The city of around 134,000 people grew at about the same just-over-3-percent pace as 149,000-perspon Bridgeport between 2010 and 2020, according to the U.S. Census Bureau, but would need to significantly speed that up to hit Elicker’s goal.

“I believe the first place we need to start is housing,” Elicker said. “Since 2020, when I first took office, approximately 1,900 new housing units have been built, and we’ve built and preserved approximately 900 units of affordable housing. Looking forward, there are approximately 3,500 new housing units in the pipeline, and approximately 1,400 – 40 percent of them – are affordable units.”

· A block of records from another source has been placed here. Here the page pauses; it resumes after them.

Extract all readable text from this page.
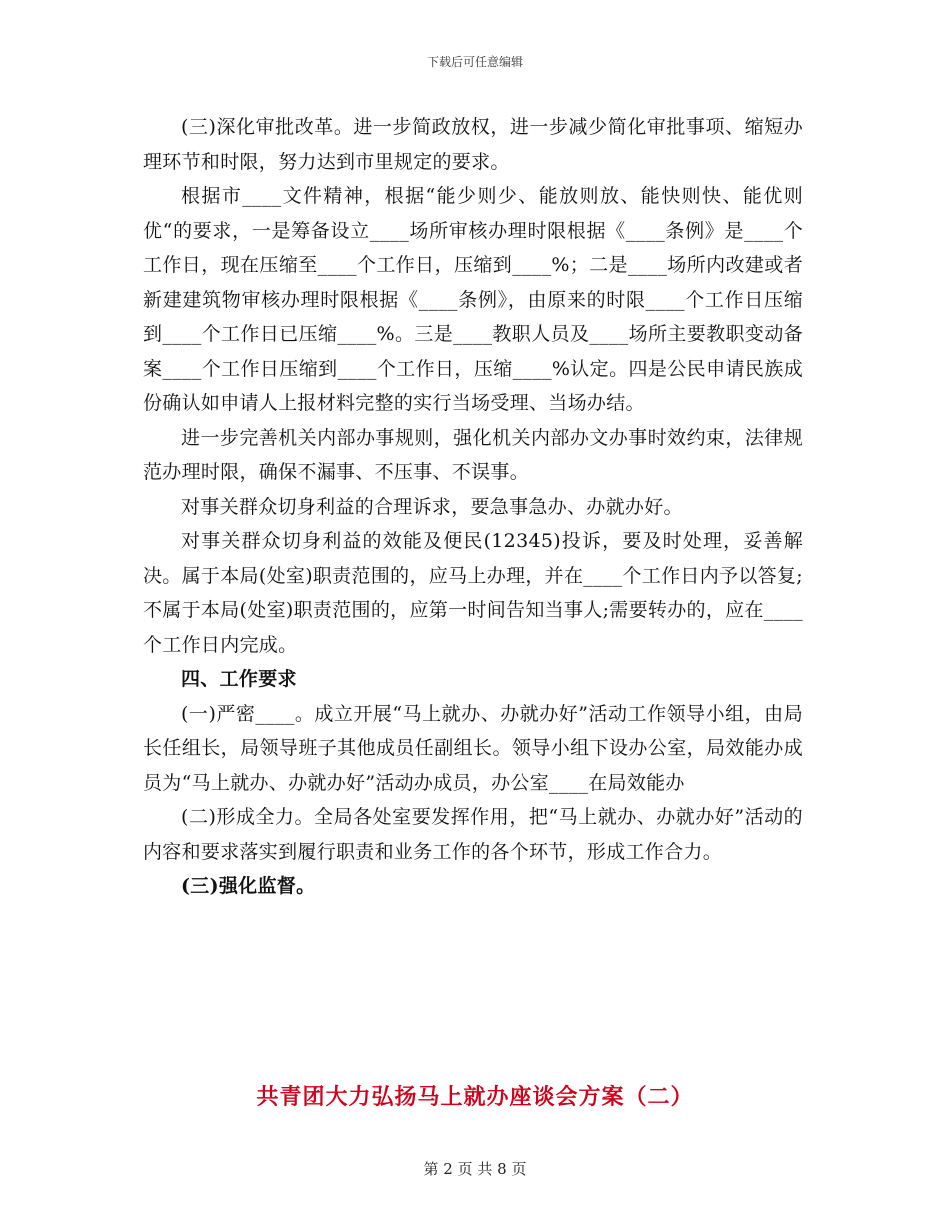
下载后可任意编辑

(三)深化审批改革。进一步简政放权，进一步减少简化审批事项、缩短办理环节和时限，努力达到市里规定的要求。

根据市____文件精神，根据“能少则少、能放则放、能快则快、能优则优“的要求，一是筹备设立____场所审核办理时限根据《____条例》是____个工作日，现在压缩至____个工作日，压缩到____%；二是____场所内改建或者新建建筑物审核办理时限根据《____条例》，由原来的时限____个工作日压缩到____个工作日已压缩____%。三是____教职人员及____场所主要教职变动备案____个工作日压缩到____个工作日，压缩____%认定。四是公民申请民族成份确认如申请人上报材料完整的实行当场受理、当场办结。

进一步完善机关内部办事规则，强化机关内部办文办事时效约束，法律规范办理时限，确保不漏事、不压事、不误事。

对事关群众切身利益的合理诉求，要急事急办、办就办好。

对事关群众切身利益的效能及便民(12345)投诉，要及时处理，妥善解决。属于本局(处室)职责范围的，应马上办理，并在____个工作日内予以答复;不属于本局(处室)职责范围的，应第一时间告知当事人;需要转办的，应在____个工作日内完成。

四、工作要求

(一)严密____。成立开展“马上就办、办就办好”活动工作领导小组，由局长任组长，局领导班子其他成员任副组长。领导小组下设办公室，局效能办成员为“马上就办、办就办好”活动办成员，办公室____在局效能办

(二)形成全力。全局各处室要发挥作用，把“马上就办、办就办好”活动的内容和要求落实到履行职责和业务工作的各个环节，形成工作合力。

(三)强化监督。

共青团大力弘扬马上就办座谈会方案（二）
第 2 页 共 8 页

But that won’t be enough, he said, even when including the estimated 1,000 new homes, including at least 300 affordable units, expected to be included in the Church Street South housing development between the city’s Metro-North train station and downtown.

“Now, while we are building, we are not building enough or fast enough,” he said. “To make this happen, we need new housing for all kinds of personal budgets: deeply affordable housing, affordable housing, and market rate housing too.”

When it came to advancing housing production Elicker touted his administration’s proposed accessory dwelling unit ordinance. He also name-checked his administration’s inclusionary zoning law, passed in 2022, requires new downtown rental buildings with 10 or more units to set aside 10 percent of units for people making 50 percent of area median income and another 5 percent for tenants with federal Section 8 rental vouchers, with smaller shares for outlying areas. In exchange, developers get to access various incentives and perks like floor area ratio bonuses and the removal of parking minimums.

But he also pledged to “explore and advance ways that we can lift existing barriers in the city’s zoning law to facilitate the responsible growth and creation of new housing as well,” as well as hire “significantly” more city inspectors to police substandard apartments and make sure all landlords get timely inspections.